CALL FOR APPLICATIONS: Mormons and Modernism

Mormons and Modernism:

Modernism, Secularism — and the Mormon Response?

Thinkers as diverse as Charles Taylor, Marcel Gauchet, John Milbank, Mark Lilla, and Louis Dupré have written about the origins of the modern period—the radical change in thought and society from the medieval period to the modern that occurred gradually and culminated in the sixteenth century. Modernism brought us the renaissance, modern science, the birth of the modern state and democracy, as well as, ultimately, what Nietzsche called “the death of God.” In the twentieth century, questions arose about modernism, such as “How should we understand its grand narratives?” and “What have been its costs to human being?” Recognizing both modernism’s difficulties and achievements, if we cannot think against or beyond modernism, can with think within it?
This seminar for graduate students, postdoctoral fellows, and not-yet tenured faculty will explore the emergence of modernism and its eventuation in what is often called “postmodern” thought. We will ask if Mormon thought should be understood as part of or in contrast to modernism. Do we have any unique responses to the issues that arise? James E. Faulconer (Professor of Philosophy, BYU) will direct.
The seminar will run weekdays from 11 through 29 July (except for 25 July, a state holiday). It is sponsored by the Wheatley Institution, Brigham Young University, Provo, Utah, where it will be held.
Participants will receive a weekly stipend of $500 and may receive help with housing and travel, depending on circumstances.
To apply, please send a short vita and a one-page letter explaining your interest in the seminar topic to Please include the names of two persons who could recommend you.
We encourage minority applicants, and especially applicants from outside the US.
Application deadline is February 15, 2016.

2 comments for “CALL FOR APPLICATIONS: Mormons and Modernism

  1. Thanks for the post. A part of me would be interested in participating in the conference, but alas, I think that they are being far too selective. They are asking for far more pre-screening than the average academic conference. Which makes me think: is this a means of trying to root out potential “rabble-rousers,” in other words non-believers, without just spelling it out in the form of “no non-believers allowed”? If so, then it is not a serious academic conference. True academic conferences should be willing to engage all well-researched ideas, not just the ones that coincide with, or at least don’t directly challenge, the beliefs and attitudes of the LDS church leaders. And why can’t they just evaluate applications on the merit of a proposal and a CV? Why do applicants need to provide academic referrals? I mean, it’s a two week (which seems extremely long) conference for crying out loud, not a job. And why a letter explaining interest in the academic conference and not an abstract or proposal? Are those to be included in the letter of interest?

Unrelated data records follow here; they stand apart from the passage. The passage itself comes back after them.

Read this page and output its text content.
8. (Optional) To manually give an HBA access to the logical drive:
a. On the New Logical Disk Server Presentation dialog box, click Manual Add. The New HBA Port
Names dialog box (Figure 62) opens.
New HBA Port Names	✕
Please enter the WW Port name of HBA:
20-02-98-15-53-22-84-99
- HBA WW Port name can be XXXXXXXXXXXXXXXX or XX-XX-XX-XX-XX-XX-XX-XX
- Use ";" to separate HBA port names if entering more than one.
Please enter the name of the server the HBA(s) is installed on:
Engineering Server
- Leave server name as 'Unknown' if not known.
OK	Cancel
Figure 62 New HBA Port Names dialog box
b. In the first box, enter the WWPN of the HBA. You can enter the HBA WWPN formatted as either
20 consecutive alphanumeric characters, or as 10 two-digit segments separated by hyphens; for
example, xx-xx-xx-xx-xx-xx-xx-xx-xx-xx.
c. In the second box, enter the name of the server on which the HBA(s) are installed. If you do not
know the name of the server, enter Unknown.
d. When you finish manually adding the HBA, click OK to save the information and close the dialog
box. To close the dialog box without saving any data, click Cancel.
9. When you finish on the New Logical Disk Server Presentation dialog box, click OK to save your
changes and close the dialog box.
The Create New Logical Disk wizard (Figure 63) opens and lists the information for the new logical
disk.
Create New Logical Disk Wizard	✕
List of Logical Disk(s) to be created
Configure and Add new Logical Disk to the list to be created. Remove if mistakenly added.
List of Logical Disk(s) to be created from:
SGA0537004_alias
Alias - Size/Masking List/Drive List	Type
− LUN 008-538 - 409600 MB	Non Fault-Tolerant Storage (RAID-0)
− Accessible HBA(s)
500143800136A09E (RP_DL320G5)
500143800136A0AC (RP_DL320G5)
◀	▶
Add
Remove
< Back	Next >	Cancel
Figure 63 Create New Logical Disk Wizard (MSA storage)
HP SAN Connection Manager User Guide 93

    At any rate, modernity appears to have had a similar effect on Mormon as it has had on other religions, in that it has forced the leaders and adherents of Mormonism to compromise many of their beliefs and assertions about nature and to change the direction of their discourse to emphasize ideas that appear more compatible with science, logic, and reasoning and to deemphasize the traditional superstitious and folkloric beliefs of the adherents and leaders of yore. In other words, because the forces of modernity have altered the culture of the adherents in the core, leaders and apologists (especially the latter) often appear to be willing to throw Joseph Smith, Brigham Young, and other early church leaders under the bus when convenient.

  2. Brad L, it’s not a conference, but a several-weeks-long seminar. It comes with a stipend and covers living costs. That certainly merits scrutiny.